Frebec eyed her with a patronizing expression, but Talut spoke before he did.
“That’s a good question, Ayla. Besides, there’s not much material left around here to build fences,” Talut said.
Frebec gave her a dark look of anger. He felt as though she had made him appear stupid.
“Whatever we can erect to block the way would be helpful, but I think someone needs to be there to drive them in. It could be a dangerous stand,” Talut continued.
“I’ll stand. That’s a good place to use this spear-thrower I’ve been telling you about,” Jondalar said, showing the unusual implement. “It not only gives a spear more distance, it gives it more force than a hand-thrown spear.

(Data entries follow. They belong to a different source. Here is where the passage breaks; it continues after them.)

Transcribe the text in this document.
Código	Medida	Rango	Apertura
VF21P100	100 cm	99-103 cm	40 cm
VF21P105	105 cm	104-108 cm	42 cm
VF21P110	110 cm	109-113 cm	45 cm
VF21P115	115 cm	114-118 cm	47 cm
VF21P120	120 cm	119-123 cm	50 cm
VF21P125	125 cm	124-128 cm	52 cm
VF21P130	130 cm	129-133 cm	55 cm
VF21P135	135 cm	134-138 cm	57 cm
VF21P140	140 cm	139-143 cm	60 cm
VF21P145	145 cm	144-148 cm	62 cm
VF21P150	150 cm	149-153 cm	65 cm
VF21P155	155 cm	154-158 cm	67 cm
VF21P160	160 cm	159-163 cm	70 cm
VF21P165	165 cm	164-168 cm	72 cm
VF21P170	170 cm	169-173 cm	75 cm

With a true aim, one spear can kill instantly, at close range.”
“Is that true?” Talut said, looking with renewed interest at Jondalar. “We’ll have to talk more about it later, but yes, if you want, you can take a stand. I think I will, too.”
“And so will I,” Ranec said.
Jondalar frowned at the smiling dark man. He wasn’t sure he wanted to make a stand with the man so obviously interested in Ayla.
“I shall stand here, too,” Tulie said. “But rather than try to build another fence, we should make separate piles for each of us to stand behind.”